By Angus McDowall
BEIRUT (Reuters) – A Lebanese military court on Friday increased to nearly 10 years the jail term for a former minister convicted last year of smuggling explosives and planning attacks, in a case that has underscored the country’s sharp political divisions.
Former information minister Michel Samaha, who has close ties to Syrian President Bashar al-Assad, was detained in August 2012 and confessed to involvement in a plot for which Damascus’ security chief Ali Mamluk was also indicted.
Syrian officials have denied Damascus was involved, but the allegations exposed rifts in Lebanon, which often break along sectarian lines, over Syria’s long-standing involvement in the country.
Samaha’s initial four-year sentence and later release on bail prompted bitter protests from opponents of Assad, who saw the decisions as unduly lenient and evidence that Damascus and its ally Hezbollah held sway over the justice system.

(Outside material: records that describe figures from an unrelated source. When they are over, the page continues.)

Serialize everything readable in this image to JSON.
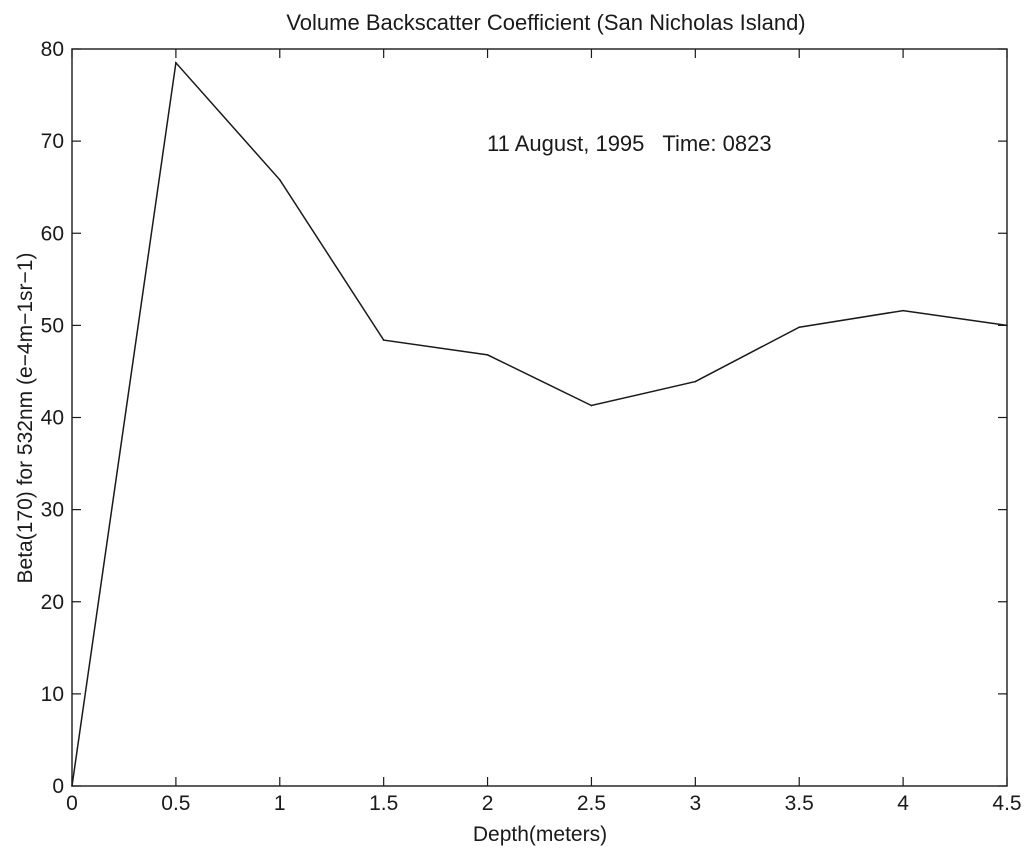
{
  "chart_data": {
    "type": "line",
    "title": "Volume Backscatter Coefficient (San Nicholas Island)",
    "annotation": "11 August, 1995   Time: 0823",
    "xlabel": "Depth(meters)",
    "ylabel": "Beta(170) for 532nm (e−4m−1sr−1)",
    "xlim": [
      0,
      4.5
    ],
    "ylim": [
      0,
      80
    ],
    "xticks": [
      0,
      0.5,
      1,
      1.5,
      2,
      2.5,
      3,
      3.5,
      4,
      4.5
    ],
    "xtick_labels": [
      "0",
      "0.5",
      "1",
      "1.5",
      "2",
      "2.5",
      "3",
      "3.5",
      "4",
      "4.5"
    ],
    "yticks": [
      0,
      10,
      20,
      30,
      40,
      50,
      60,
      70,
      80
    ],
    "ytick_labels": [
      "0",
      "10",
      "20",
      "30",
      "40",
      "50",
      "60",
      "70",
      "80"
    ],
    "grid": false,
    "series": [
      {
        "x": [
          0,
          0.5,
          1,
          1.5,
          2,
          2.5,
          3,
          3.5,
          4,
          4.5
        ],
        "values": [
          0,
          78.5,
          65.8,
          48.4,
          46.8,
          41.3,
          43.9,
          49.8,
          51.6,
          50.0
        ],
        "color": "#1a1a1a"
      }
    ]
  }
}
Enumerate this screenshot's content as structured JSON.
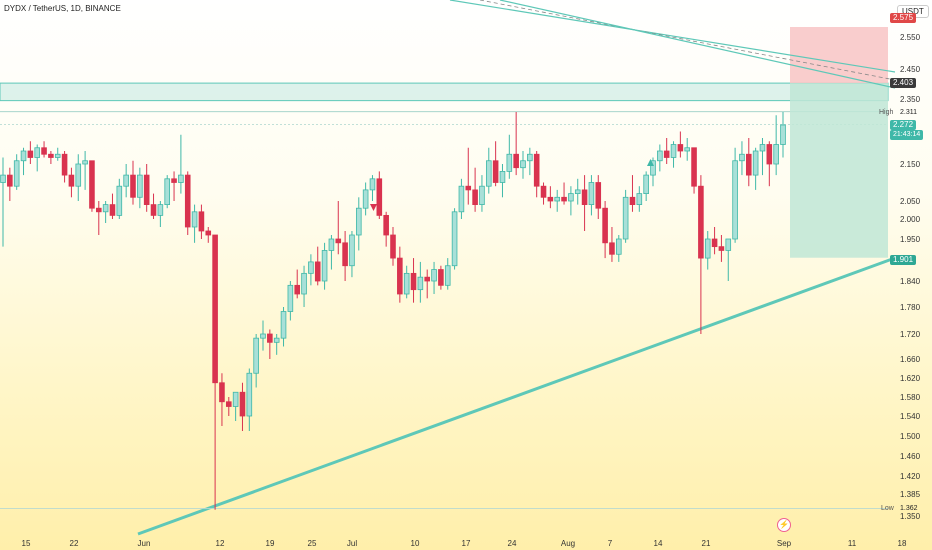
{
  "header": {
    "title": "DYDX / TetherUS, 1D, BINANCE",
    "currency": "USDT"
  },
  "price_axis": {
    "ticks": [
      "2.550",
      "2.450",
      "2.350",
      "2.150",
      "2.050",
      "2.000",
      "1.950",
      "1.840",
      "1.780",
      "1.720",
      "1.660",
      "1.620",
      "1.580",
      "1.540",
      "1.500",
      "1.460",
      "1.420",
      "1.385",
      "1.350"
    ],
    "labels": {
      "target": "2.575",
      "zone_top": "2.403",
      "high_tag": "High",
      "high": "2.311",
      "last": "2.272",
      "countdown": "21:43:14",
      "stop": "1.901",
      "low_tag": "Low",
      "low": "1.362"
    }
  },
  "time_axis": {
    "ticks": [
      "15",
      "22",
      "Jun",
      "12",
      "19",
      "25",
      "Jul",
      "10",
      "17",
      "24",
      "Aug",
      "7",
      "14",
      "21",
      "Sep",
      "11",
      "18"
    ]
  },
  "colors": {
    "up": "#3fb8a8",
    "down": "#d9334f",
    "zone": "#8fd6cc",
    "trendline": "#5ec8b8",
    "stop_zone": "#f8c4c4",
    "target_zone": "#bfe6d6"
  },
  "chart_data": {
    "type": "candlestick",
    "symbol": "DYDX / TetherUS",
    "timeframe": "1D",
    "exchange": "BINANCE",
    "x_range": [
      "May 15",
      "Sep 18"
    ],
    "y_range": [
      1.35,
      2.6
    ],
    "ohlc": [
      [
        2.1,
        2.17,
        1.93,
        2.12
      ],
      [
        2.12,
        2.14,
        2.05,
        2.09
      ],
      [
        2.09,
        2.18,
        2.08,
        2.16
      ],
      [
        2.16,
        2.2,
        2.12,
        2.19
      ],
      [
        2.19,
        2.22,
        2.15,
        2.17
      ],
      [
        2.17,
        2.21,
        2.13,
        2.2
      ],
      [
        2.2,
        2.22,
        2.17,
        2.18
      ],
      [
        2.18,
        2.19,
        2.15,
        2.17
      ],
      [
        2.17,
        2.2,
        2.16,
        2.18
      ],
      [
        2.18,
        2.19,
        2.1,
        2.12
      ],
      [
        2.12,
        2.14,
        2.06,
        2.09
      ],
      [
        2.09,
        2.18,
        2.05,
        2.15
      ],
      [
        2.15,
        2.19,
        2.08,
        2.16
      ],
      [
        2.16,
        2.16,
        2.02,
        2.03
      ],
      [
        2.03,
        2.05,
        1.96,
        2.02
      ],
      [
        2.02,
        2.05,
        1.99,
        2.04
      ],
      [
        2.04,
        2.07,
        2.0,
        2.01
      ],
      [
        2.01,
        2.11,
        2.0,
        2.09
      ],
      [
        2.09,
        2.15,
        2.06,
        2.12
      ],
      [
        2.12,
        2.16,
        2.04,
        2.06
      ],
      [
        2.06,
        2.14,
        2.03,
        2.12
      ],
      [
        2.12,
        2.15,
        2.02,
        2.04
      ],
      [
        2.04,
        2.07,
        2.0,
        2.01
      ],
      [
        2.01,
        2.05,
        1.98,
        2.04
      ],
      [
        2.04,
        2.12,
        2.03,
        2.11
      ],
      [
        2.11,
        2.13,
        2.05,
        2.1
      ],
      [
        2.1,
        2.24,
        2.07,
        2.12
      ],
      [
        2.12,
        2.13,
        1.96,
        1.98
      ],
      [
        1.98,
        2.04,
        1.94,
        2.02
      ],
      [
        2.02,
        2.04,
        1.95,
        1.97
      ],
      [
        1.97,
        1.98,
        1.94,
        1.96
      ],
      [
        1.96,
        1.96,
        1.36,
        1.61
      ],
      [
        1.61,
        1.63,
        1.52,
        1.57
      ],
      [
        1.57,
        1.58,
        1.54,
        1.56
      ],
      [
        1.56,
        1.59,
        1.53,
        1.59
      ],
      [
        1.59,
        1.61,
        1.51,
        1.54
      ],
      [
        1.54,
        1.64,
        1.51,
        1.63
      ],
      [
        1.63,
        1.72,
        1.6,
        1.71
      ],
      [
        1.71,
        1.75,
        1.68,
        1.72
      ],
      [
        1.72,
        1.73,
        1.66,
        1.7
      ],
      [
        1.7,
        1.72,
        1.67,
        1.71
      ],
      [
        1.71,
        1.78,
        1.69,
        1.77
      ],
      [
        1.77,
        1.84,
        1.75,
        1.83
      ],
      [
        1.83,
        1.87,
        1.8,
        1.81
      ],
      [
        1.81,
        1.88,
        1.78,
        1.86
      ],
      [
        1.86,
        1.91,
        1.83,
        1.89
      ],
      [
        1.89,
        1.93,
        1.83,
        1.84
      ],
      [
        1.84,
        1.94,
        1.82,
        1.92
      ],
      [
        1.92,
        1.96,
        1.87,
        1.95
      ],
      [
        1.95,
        2.05,
        1.91,
        1.94
      ],
      [
        1.94,
        1.97,
        1.84,
        1.88
      ],
      [
        1.88,
        1.97,
        1.85,
        1.96
      ],
      [
        1.96,
        2.06,
        1.92,
        2.03
      ],
      [
        2.03,
        2.1,
        2.01,
        2.08
      ],
      [
        2.08,
        2.12,
        2.05,
        2.11
      ],
      [
        2.11,
        2.13,
        2.0,
        2.01
      ],
      [
        2.01,
        2.02,
        1.93,
        1.96
      ],
      [
        1.96,
        1.98,
        1.88,
        1.9
      ],
      [
        1.9,
        1.93,
        1.79,
        1.81
      ],
      [
        1.81,
        1.88,
        1.8,
        1.86
      ],
      [
        1.86,
        1.9,
        1.79,
        1.82
      ],
      [
        1.82,
        1.89,
        1.79,
        1.85
      ],
      [
        1.85,
        1.87,
        1.8,
        1.84
      ],
      [
        1.84,
        1.89,
        1.81,
        1.87
      ],
      [
        1.87,
        1.88,
        1.82,
        1.83
      ],
      [
        1.83,
        1.9,
        1.82,
        1.88
      ],
      [
        1.88,
        2.03,
        1.87,
        2.02
      ],
      [
        2.02,
        2.11,
        2.0,
        2.09
      ],
      [
        2.09,
        2.2,
        2.04,
        2.08
      ],
      [
        2.08,
        2.14,
        2.02,
        2.04
      ],
      [
        2.04,
        2.12,
        2.02,
        2.09
      ],
      [
        2.09,
        2.2,
        2.07,
        2.16
      ],
      [
        2.16,
        2.22,
        2.09,
        2.1
      ],
      [
        2.1,
        2.15,
        2.06,
        2.13
      ],
      [
        2.13,
        2.24,
        2.11,
        2.18
      ],
      [
        2.18,
        2.31,
        2.12,
        2.14
      ],
      [
        2.14,
        2.19,
        2.11,
        2.16
      ],
      [
        2.16,
        2.2,
        2.12,
        2.18
      ],
      [
        2.18,
        2.19,
        2.06,
        2.09
      ],
      [
        2.09,
        2.1,
        2.04,
        2.06
      ],
      [
        2.06,
        2.09,
        2.03,
        2.05
      ],
      [
        2.05,
        2.08,
        2.02,
        2.06
      ],
      [
        2.06,
        2.1,
        2.04,
        2.05
      ],
      [
        2.05,
        2.09,
        2.01,
        2.07
      ],
      [
        2.07,
        2.11,
        2.04,
        2.08
      ],
      [
        2.08,
        2.12,
        1.97,
        2.04
      ],
      [
        2.04,
        2.12,
        2.01,
        2.1
      ],
      [
        2.1,
        2.12,
        2.0,
        2.03
      ],
      [
        2.03,
        2.05,
        1.9,
        1.94
      ],
      [
        1.94,
        1.98,
        1.89,
        1.91
      ],
      [
        1.91,
        1.96,
        1.89,
        1.95
      ],
      [
        1.95,
        2.08,
        1.94,
        2.06
      ],
      [
        2.06,
        2.12,
        2.02,
        2.04
      ],
      [
        2.04,
        2.09,
        2.02,
        2.07
      ],
      [
        2.07,
        2.13,
        2.05,
        2.12
      ],
      [
        2.12,
        2.17,
        2.09,
        2.16
      ],
      [
        2.16,
        2.21,
        2.13,
        2.19
      ],
      [
        2.19,
        2.23,
        2.15,
        2.17
      ],
      [
        2.17,
        2.22,
        2.14,
        2.21
      ],
      [
        2.21,
        2.25,
        2.17,
        2.19
      ],
      [
        2.19,
        2.23,
        2.16,
        2.2
      ],
      [
        2.2,
        2.2,
        2.07,
        2.09
      ],
      [
        2.09,
        2.12,
        1.72,
        1.9
      ],
      [
        1.9,
        1.97,
        1.87,
        1.95
      ],
      [
        1.95,
        1.98,
        1.91,
        1.93
      ],
      [
        1.93,
        1.96,
        1.89,
        1.92
      ],
      [
        1.92,
        1.94,
        1.84,
        1.95
      ],
      [
        1.95,
        2.2,
        1.94,
        2.16
      ],
      [
        2.16,
        2.22,
        2.12,
        2.18
      ],
      [
        2.18,
        2.23,
        2.09,
        2.12
      ],
      [
        2.12,
        2.2,
        2.08,
        2.19
      ],
      [
        2.19,
        2.23,
        2.12,
        2.21
      ],
      [
        2.21,
        2.22,
        2.09,
        2.15
      ],
      [
        2.15,
        2.3,
        2.12,
        2.21
      ],
      [
        2.21,
        2.31,
        2.17,
        2.27
      ]
    ]
  }
}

The case also gained wider regional significance when Saudi Foreign Minister Adel al-Jubeir suggested it was part of the reason Riyadh was withdrawing billions of dollars in aid from Lebanon’s army and security forces.
He said the military court’s granting of bail to Samaha raised questions over the army’s independence from the Shi’ite Hezbollah movement, Lebanon’s main powerbroker and a principle ally of Riyadh’s top regional rival Iran.

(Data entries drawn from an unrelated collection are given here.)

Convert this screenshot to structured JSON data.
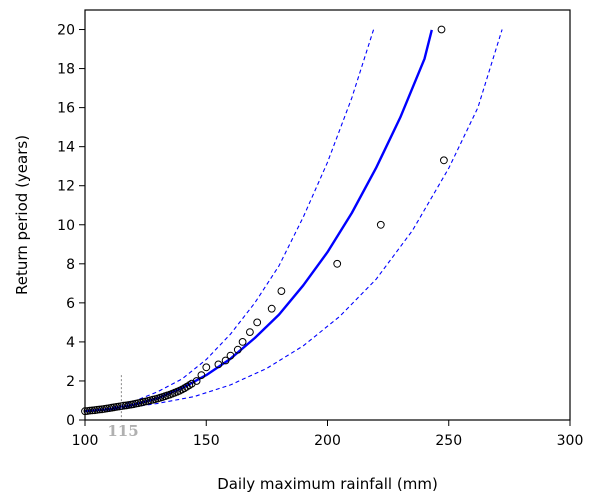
{
  "chart_data": {
    "type": "scatter",
    "title": "",
    "xlabel": "Daily maximum rainfall (mm)",
    "ylabel": "Return period (years)",
    "xlim": [
      100,
      300
    ],
    "ylim": [
      0,
      21
    ],
    "x_ticks": [
      100,
      150,
      200,
      250,
      300
    ],
    "y_ticks": [
      0,
      2,
      4,
      6,
      8,
      10,
      12,
      14,
      16,
      18,
      20
    ],
    "grid": false,
    "legend": "none",
    "annotation": {
      "text": "115",
      "x": 115
    },
    "series": [
      {
        "kind": "points",
        "marker": "open-circle",
        "color": "#000000",
        "x": [
          100,
          101,
          102,
          103,
          104,
          105,
          106,
          107,
          108,
          109,
          110,
          111,
          112,
          113,
          114,
          115,
          116,
          117,
          118,
          119,
          120,
          121,
          122,
          123,
          124,
          125,
          126,
          127,
          128,
          129,
          130,
          131,
          132,
          133,
          134,
          135,
          136,
          137,
          138,
          139,
          140,
          141,
          142,
          143,
          144,
          146,
          148,
          150,
          155,
          158,
          160,
          163,
          165,
          168,
          171,
          177,
          181,
          204,
          222,
          247,
          248
        ],
        "y": [
          0.45,
          0.46,
          0.48,
          0.49,
          0.5,
          0.52,
          0.54,
          0.55,
          0.57,
          0.59,
          0.61,
          0.63,
          0.65,
          0.67,
          0.69,
          0.71,
          0.73,
          0.75,
          0.77,
          0.79,
          0.81,
          0.84,
          0.86,
          0.89,
          0.92,
          0.95,
          0.98,
          1.01,
          1.04,
          1.07,
          1.1,
          1.14,
          1.18,
          1.22,
          1.26,
          1.3,
          1.35,
          1.4,
          1.45,
          1.5,
          1.56,
          1.63,
          1.7,
          1.78,
          1.86,
          2.0,
          2.3,
          2.7,
          2.85,
          3.05,
          3.3,
          3.6,
          4.0,
          4.5,
          5.0,
          5.7,
          6.6,
          8.0,
          10.0,
          20.0,
          13.3
        ]
      },
      {
        "kind": "fit",
        "line": "solid",
        "color": "#0000ff",
        "x": [
          100,
          110,
          120,
          130,
          140,
          150,
          160,
          170,
          180,
          190,
          200,
          210,
          220,
          230,
          240,
          243
        ],
        "y": [
          0.45,
          0.55,
          0.78,
          1.12,
          1.63,
          2.3,
          3.14,
          4.2,
          5.4,
          6.9,
          8.6,
          10.6,
          12.9,
          15.5,
          18.5,
          19.98
        ]
      },
      {
        "kind": "upper-bound",
        "line": "dashed",
        "color": "#0000ff",
        "x": [
          100,
          110,
          120,
          130,
          140,
          150,
          160,
          170,
          180,
          190,
          200,
          210,
          219
        ],
        "y": [
          0.45,
          0.6,
          0.95,
          1.45,
          2.1,
          3.1,
          4.4,
          6.0,
          7.9,
          10.4,
          13.2,
          16.5,
          20.0
        ]
      },
      {
        "kind": "lower-bound",
        "line": "dashed",
        "color": "#0000ff",
        "x": [
          100,
          115,
          130,
          145,
          160,
          175,
          190,
          205,
          220,
          235,
          250,
          262,
          272
        ],
        "y": [
          0.45,
          0.58,
          0.85,
          1.2,
          1.8,
          2.65,
          3.8,
          5.3,
          7.2,
          9.7,
          12.9,
          16.0,
          20.0
        ]
      }
    ]
  }
}
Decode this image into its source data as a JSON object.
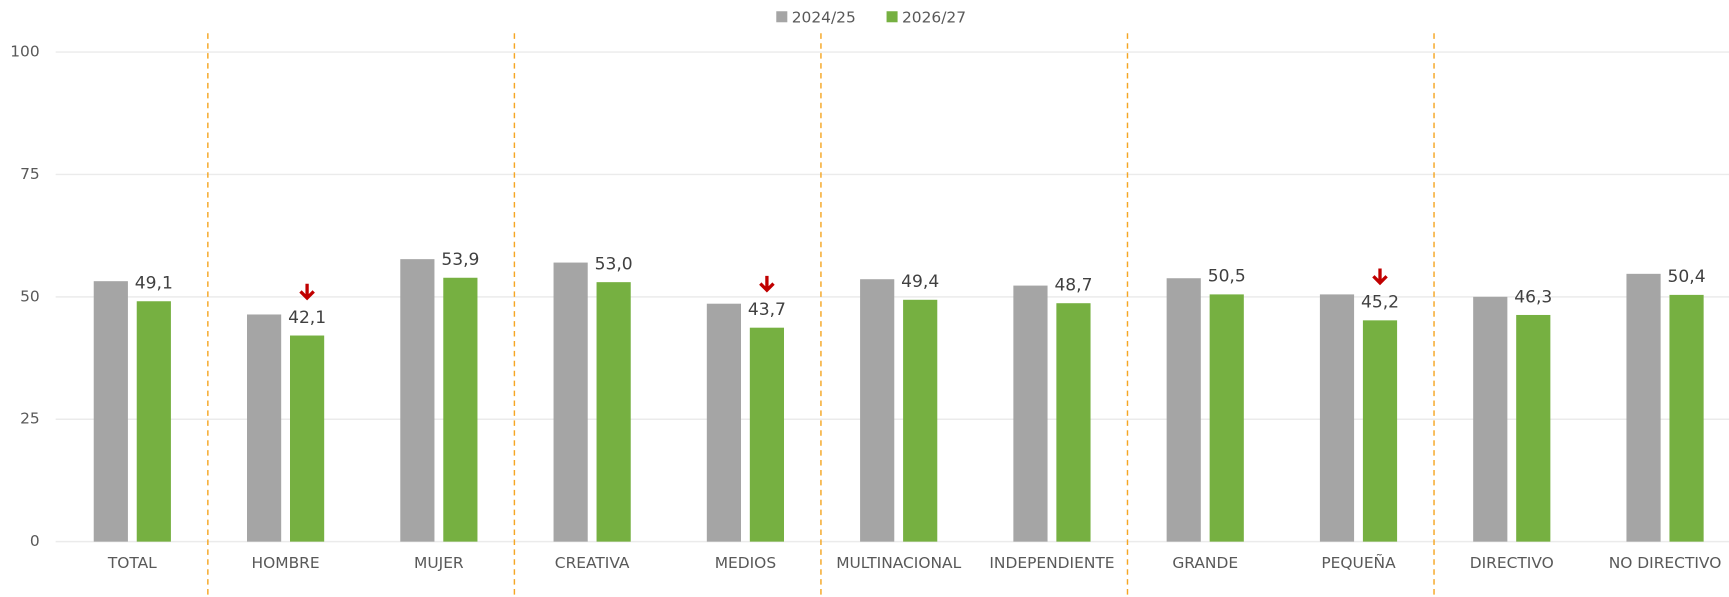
{
  "chart_data": {
    "type": "bar",
    "categories": [
      "TOTAL",
      "HOMBRE",
      "MUJER",
      "CREATIVA",
      "MEDIOS",
      "MULTINACIONAL",
      "INDEPENDIENTE",
      "GRANDE",
      "PEQUEÑA",
      "DIRECTIVO",
      "NO DIRECTIVO"
    ],
    "series": [
      {
        "name": "2024/25",
        "color": "#a5a5a5",
        "values": [
          53.2,
          46.4,
          57.7,
          57.0,
          48.6,
          53.6,
          52.3,
          53.8,
          50.5,
          50.0,
          54.7
        ]
      },
      {
        "name": "2026/27",
        "color": "#76b041",
        "values": [
          49.1,
          42.1,
          53.9,
          53.0,
          43.7,
          49.4,
          48.7,
          50.5,
          45.2,
          46.3,
          50.4
        ],
        "value_labels": [
          "49,1",
          "42,1",
          "53,9",
          "53,0",
          "43,7",
          "49,4",
          "48,7",
          "50,5",
          "45,2",
          "46,3",
          "50,4"
        ]
      }
    ],
    "ylim": [
      0,
      100
    ],
    "yticks": [
      0,
      25,
      50,
      75,
      100
    ],
    "grid": true,
    "legend": "top"
  }
}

On Friday the court set Samaha’s new sentence at 13 years, but in Lebanon a prison year is equivalent to nine months.
“The issuance of the verdict on the terrorist Michel Samaha corrects the former lenient verdict, which we had rejected and declared we would not tolerate,” said former prime minister Saad al-Hariri, a leading critic of Damascus.
Interior Minister Nohad Machnouk, a member of Hariri’s Future Movement, said the new sentence confirmed “the correctness of our trust in the president and members of the court”.
Ashraf Rifi, another Sunni Muslim politician, had resigned his post as justice minister over his granting of bail in January after describing the trial last year as a travesty of justice.
Syria is Lebanon’s largest neighbor and dominated the country from the end of its civil war in 1990 until 2005, when U.S.-led pressure helped force Syrian troops to leave.
Its ally Hezbollah remains Lebanon’s main power broker and has fought alongside government forces in Syria’s civil war.
Hezbollah and its leading members made no immediate comment on Friday’s sentence.